I have many iot device (30 Shelly) connected to 2.4ghz, I have no problems with 386.3_2 on my 2 RT-AC88U. I’ve dirty flashed to the last Merlin and the 2.4ghz clients start to random disconnections, or unable to connect to Wi-Fi, downgrade my routers to 386.3_2 and everything works fine….

 

[nzwayne]

I went through my 2.4GHz WIFI settings today and adjusted a few additional ones. Will let those settle in for 24hr and confirm things are still good and then re-attempt the 386.4 roll forward.

Something happened in the 2.4Ghz from Beta3 to Release code. My two problem 2.4GHz devices, EPSON 837 printer & LaCrosse Projection clock, I had to reset and re-establish again to the RT-AX88U AiMesh setup.
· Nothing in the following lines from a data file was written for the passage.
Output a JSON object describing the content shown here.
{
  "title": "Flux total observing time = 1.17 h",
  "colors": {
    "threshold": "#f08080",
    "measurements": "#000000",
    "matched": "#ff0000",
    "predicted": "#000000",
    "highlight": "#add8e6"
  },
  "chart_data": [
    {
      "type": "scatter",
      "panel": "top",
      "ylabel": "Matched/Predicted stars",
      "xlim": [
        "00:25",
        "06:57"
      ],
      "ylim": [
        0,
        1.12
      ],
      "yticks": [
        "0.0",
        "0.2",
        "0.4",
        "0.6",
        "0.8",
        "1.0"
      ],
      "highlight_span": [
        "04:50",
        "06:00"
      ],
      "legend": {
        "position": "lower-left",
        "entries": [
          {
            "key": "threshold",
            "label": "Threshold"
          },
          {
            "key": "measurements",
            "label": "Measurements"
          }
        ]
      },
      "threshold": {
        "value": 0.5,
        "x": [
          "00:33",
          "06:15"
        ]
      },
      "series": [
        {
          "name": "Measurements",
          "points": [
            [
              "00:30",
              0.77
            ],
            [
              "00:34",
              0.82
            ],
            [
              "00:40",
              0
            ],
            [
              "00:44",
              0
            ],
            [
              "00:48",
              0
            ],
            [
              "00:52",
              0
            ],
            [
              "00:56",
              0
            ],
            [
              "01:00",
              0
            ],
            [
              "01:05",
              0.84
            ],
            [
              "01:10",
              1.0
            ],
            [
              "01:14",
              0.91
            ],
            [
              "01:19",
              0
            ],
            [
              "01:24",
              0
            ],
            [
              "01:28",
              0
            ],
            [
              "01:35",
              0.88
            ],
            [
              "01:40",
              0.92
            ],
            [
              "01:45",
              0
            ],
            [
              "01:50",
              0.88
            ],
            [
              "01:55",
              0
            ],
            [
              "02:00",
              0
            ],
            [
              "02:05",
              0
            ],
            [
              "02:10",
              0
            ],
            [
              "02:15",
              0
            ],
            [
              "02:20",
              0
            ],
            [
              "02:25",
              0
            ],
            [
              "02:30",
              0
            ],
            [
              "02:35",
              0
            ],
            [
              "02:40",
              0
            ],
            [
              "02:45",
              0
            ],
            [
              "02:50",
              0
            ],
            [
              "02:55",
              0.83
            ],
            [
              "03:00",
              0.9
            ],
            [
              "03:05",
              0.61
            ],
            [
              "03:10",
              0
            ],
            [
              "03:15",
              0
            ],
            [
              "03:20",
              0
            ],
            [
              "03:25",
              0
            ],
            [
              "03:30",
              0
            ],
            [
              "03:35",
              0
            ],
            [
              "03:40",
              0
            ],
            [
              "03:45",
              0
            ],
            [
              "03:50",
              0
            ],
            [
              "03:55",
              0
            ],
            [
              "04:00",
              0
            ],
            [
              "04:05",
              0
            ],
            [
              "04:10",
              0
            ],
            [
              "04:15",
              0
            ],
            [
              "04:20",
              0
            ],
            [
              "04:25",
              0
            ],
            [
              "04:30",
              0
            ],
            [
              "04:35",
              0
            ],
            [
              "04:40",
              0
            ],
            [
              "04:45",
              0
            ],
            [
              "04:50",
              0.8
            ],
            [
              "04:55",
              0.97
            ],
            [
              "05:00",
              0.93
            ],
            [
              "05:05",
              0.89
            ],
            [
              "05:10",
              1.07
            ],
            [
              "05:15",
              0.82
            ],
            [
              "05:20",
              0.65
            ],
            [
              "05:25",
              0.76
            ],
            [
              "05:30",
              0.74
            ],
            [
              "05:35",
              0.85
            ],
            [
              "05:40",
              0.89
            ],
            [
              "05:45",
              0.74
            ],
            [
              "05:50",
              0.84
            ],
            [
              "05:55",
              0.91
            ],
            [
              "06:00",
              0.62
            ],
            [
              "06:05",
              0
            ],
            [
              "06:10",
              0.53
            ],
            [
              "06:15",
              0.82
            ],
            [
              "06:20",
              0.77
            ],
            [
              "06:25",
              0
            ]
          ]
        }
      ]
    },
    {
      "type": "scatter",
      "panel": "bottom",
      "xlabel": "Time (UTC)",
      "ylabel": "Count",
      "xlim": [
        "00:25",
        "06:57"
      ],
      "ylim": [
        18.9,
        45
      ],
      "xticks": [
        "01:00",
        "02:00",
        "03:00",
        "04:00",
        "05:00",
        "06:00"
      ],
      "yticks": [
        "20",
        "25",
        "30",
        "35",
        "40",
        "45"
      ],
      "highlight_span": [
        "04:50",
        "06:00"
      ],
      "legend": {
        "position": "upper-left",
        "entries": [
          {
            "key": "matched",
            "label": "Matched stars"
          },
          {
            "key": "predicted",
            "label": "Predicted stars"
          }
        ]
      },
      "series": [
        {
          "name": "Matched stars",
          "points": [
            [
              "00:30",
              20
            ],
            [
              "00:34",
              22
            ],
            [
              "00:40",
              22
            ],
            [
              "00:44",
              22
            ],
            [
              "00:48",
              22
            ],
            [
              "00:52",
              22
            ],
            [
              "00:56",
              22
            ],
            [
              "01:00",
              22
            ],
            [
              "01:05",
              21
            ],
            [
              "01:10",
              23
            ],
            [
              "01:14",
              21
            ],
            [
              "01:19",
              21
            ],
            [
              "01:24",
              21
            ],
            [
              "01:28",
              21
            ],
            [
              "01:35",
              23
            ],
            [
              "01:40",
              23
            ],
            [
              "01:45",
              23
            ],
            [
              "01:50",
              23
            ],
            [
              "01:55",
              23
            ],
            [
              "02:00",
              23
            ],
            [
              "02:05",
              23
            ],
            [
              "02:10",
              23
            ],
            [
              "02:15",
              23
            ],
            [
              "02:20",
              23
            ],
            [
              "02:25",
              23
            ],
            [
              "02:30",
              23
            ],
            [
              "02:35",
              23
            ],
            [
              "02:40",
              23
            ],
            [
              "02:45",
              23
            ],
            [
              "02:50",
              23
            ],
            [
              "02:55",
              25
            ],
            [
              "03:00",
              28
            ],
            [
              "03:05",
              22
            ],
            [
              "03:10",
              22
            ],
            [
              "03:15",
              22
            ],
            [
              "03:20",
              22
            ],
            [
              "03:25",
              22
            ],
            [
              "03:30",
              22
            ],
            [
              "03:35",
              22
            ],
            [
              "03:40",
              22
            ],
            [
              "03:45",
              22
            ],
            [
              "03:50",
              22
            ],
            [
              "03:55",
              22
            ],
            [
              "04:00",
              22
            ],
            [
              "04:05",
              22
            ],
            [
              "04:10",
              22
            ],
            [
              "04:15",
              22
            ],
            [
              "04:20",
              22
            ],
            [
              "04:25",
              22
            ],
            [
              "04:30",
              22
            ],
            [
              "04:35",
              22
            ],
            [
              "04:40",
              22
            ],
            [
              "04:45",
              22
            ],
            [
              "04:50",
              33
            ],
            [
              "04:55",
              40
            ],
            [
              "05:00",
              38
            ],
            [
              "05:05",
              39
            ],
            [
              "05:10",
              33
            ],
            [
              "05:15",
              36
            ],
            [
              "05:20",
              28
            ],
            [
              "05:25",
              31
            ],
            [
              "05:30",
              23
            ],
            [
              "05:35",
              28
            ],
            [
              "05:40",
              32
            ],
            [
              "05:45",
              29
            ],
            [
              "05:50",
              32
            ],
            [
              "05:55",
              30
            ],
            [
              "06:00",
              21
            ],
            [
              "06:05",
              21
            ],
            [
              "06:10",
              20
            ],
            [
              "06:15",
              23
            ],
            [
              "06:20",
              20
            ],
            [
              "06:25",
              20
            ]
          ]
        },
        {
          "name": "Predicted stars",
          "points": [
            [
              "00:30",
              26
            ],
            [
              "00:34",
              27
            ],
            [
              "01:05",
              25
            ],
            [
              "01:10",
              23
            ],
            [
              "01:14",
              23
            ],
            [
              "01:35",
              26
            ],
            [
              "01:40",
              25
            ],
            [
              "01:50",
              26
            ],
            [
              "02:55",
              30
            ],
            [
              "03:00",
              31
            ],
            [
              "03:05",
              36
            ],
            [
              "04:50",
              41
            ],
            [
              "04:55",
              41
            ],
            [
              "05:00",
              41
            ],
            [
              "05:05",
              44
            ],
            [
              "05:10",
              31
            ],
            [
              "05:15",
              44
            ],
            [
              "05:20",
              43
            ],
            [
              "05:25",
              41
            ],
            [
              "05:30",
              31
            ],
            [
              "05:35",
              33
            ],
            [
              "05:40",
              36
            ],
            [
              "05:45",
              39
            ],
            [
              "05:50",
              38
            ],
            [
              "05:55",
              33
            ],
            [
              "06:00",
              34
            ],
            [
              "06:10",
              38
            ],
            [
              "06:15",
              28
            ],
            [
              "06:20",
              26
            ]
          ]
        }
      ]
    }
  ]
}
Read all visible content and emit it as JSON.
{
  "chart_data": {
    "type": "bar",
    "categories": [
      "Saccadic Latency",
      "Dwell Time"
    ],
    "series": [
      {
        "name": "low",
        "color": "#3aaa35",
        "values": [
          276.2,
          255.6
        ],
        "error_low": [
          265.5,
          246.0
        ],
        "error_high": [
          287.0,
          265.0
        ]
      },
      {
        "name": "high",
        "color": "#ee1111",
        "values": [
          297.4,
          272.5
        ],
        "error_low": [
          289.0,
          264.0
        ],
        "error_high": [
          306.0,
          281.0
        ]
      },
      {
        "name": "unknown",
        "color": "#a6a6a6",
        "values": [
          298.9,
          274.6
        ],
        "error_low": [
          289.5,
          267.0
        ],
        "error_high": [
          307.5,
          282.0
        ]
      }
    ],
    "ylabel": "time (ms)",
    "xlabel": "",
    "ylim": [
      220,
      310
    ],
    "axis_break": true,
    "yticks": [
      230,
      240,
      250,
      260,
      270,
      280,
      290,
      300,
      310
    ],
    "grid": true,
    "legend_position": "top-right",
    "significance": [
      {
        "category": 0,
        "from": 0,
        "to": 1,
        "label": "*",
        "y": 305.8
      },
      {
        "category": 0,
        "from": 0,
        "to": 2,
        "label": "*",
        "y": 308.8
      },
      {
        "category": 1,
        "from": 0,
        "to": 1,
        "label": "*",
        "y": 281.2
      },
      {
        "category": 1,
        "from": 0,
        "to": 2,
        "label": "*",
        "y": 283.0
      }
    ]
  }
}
Not had this occur on any of the prior Alpha or Beta dirty (filthy..) updates.
I use these settings for 2.4GHz...

• Set “Protected Management Frames” to “Capable”
• Set 2.4GHz Channel Bandwidth to “20MHz”. Control Channel = Auto
• On 2.4GHz set “Bluetooth Coexistence” to “Enable”
• Preamble Time (on 2.4 GHz only) = Short (older devices will require ‘Long’)
• Disable settings Airtime Fairness & Universal Beamforming

A couple of times over last 2 years to sort WiFi things out, I use a different SSID on the RT-AX88U for some hours, then went back to the SSID I really want active. A tip I believe from @L&LD.